Submitted to: American Society for Virology Meeting
Publication Type: Abstract only
Publication Acceptance Date: 3/15/2003
Publication Date: 7/15/2003
Citation: FRENCH, R.C., STENGER, D.C. EVIDENCE FOR FREQUENT RECOMBINATION IN A WHEAT STREAK MOSAIC VIRUS POPULATION. American Society For Virology Meeting. 2003. (Oral Presentation) Interpretive Summary:
Technical Abstract: There are two types of recombination events of interest in RNA viruses. One is between divergent virus populations or virus species. The other is between members of the same population. The former is perhaps important for long-term virus evolution while the latter could serve as a mechanism to prevent fixation of deleterious mutants through genetic exchange. Recombination between diverged viruses may be detected by looking for gene segments with different apparent evolutionary histories. Frequent recombination between nearly identical viruses is more difficult to identify. One approach is to examine linkage disequilibrium among pairs of polymorphic sites. Relaxed linkage among several pairs of polymorphic sites in a population sample would suggest a history of recombination, but recurrent mutation (homoplasy) at the some of these sites would give similar results. Since it is impossible to know the past chain of events (mutation or recombination) that produced an observed set of sequences, one can only attempt to determine the relative probability of the observed pattern of polymorphism under population models with or without recombination.
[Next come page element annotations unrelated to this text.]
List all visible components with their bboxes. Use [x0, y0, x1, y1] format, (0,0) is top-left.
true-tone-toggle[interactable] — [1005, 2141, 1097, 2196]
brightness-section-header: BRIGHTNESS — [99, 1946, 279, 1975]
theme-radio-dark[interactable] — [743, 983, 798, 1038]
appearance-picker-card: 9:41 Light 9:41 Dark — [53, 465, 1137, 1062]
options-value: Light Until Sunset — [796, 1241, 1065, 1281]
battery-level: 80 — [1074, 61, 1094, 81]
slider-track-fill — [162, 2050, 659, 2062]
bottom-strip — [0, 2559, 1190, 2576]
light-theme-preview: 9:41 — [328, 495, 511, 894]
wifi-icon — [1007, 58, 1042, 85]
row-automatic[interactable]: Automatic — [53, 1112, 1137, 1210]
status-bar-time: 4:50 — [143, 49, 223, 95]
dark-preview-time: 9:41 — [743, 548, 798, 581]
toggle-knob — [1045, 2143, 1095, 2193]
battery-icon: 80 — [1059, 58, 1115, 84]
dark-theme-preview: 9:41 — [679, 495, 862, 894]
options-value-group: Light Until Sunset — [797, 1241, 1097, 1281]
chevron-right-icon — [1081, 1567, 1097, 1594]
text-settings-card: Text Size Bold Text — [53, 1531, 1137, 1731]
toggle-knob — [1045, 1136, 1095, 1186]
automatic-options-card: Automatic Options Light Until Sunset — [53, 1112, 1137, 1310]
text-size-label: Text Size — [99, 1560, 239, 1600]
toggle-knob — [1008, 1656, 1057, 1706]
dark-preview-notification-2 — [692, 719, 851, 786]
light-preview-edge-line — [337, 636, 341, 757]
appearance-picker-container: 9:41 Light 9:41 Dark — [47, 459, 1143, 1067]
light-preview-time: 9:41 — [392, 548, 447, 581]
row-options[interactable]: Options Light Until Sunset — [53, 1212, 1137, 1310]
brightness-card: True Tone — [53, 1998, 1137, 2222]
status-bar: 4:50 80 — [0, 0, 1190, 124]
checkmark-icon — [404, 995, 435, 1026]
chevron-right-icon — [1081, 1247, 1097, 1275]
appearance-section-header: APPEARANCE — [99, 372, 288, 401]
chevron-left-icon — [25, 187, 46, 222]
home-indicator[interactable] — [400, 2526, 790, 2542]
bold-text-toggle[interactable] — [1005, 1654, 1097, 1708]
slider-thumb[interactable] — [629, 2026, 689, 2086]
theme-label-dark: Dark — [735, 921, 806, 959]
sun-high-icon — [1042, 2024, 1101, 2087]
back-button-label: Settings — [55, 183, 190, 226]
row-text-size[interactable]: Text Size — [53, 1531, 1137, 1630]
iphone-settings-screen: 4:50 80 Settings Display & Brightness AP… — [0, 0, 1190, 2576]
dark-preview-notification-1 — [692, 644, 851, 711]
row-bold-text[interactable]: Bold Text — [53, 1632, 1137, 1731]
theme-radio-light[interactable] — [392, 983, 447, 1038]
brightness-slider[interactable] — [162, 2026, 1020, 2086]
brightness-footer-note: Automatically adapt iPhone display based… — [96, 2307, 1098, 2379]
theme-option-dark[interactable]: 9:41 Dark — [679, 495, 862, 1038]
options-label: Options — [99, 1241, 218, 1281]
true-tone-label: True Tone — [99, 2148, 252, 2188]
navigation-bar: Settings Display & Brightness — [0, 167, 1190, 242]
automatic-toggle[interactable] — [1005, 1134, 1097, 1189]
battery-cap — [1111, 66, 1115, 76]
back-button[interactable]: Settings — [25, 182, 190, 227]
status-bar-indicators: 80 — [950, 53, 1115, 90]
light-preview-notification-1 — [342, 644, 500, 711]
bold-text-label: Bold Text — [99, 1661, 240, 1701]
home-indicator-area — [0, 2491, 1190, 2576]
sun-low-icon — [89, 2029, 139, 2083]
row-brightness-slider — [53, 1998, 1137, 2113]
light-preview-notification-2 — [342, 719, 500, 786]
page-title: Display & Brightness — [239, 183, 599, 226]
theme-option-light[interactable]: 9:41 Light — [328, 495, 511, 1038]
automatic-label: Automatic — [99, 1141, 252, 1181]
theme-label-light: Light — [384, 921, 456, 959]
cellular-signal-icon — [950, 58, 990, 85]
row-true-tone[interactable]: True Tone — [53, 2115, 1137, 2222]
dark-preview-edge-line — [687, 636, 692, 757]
In recent years, tools have become available to calculate these relative probabilities using a theoretical framework known as the coalescent. We have determined the coat protein gene sequences of 49WSMV isolates from the U.S.A. In this data set there are 247 polymorphic sites of which 63 are phylogenetically informative. For 12 sites the least common nucleotide is present in nine or more isolates. Relative likelihoods of a range of population recombination rates were determined using these 12 intermediate-frequency (i.e. > 20%) polymorphic sites. The most probable recombination rate, given the data, was inferred to be one hundred times the population mutation rate. This suggests that genetic exchange has occurred frequently enough within the U. S. WSMV population such that it may well prevent fixation of deleterious mutants and overcome the problem of Muller's ratchet predicted for clonal populations.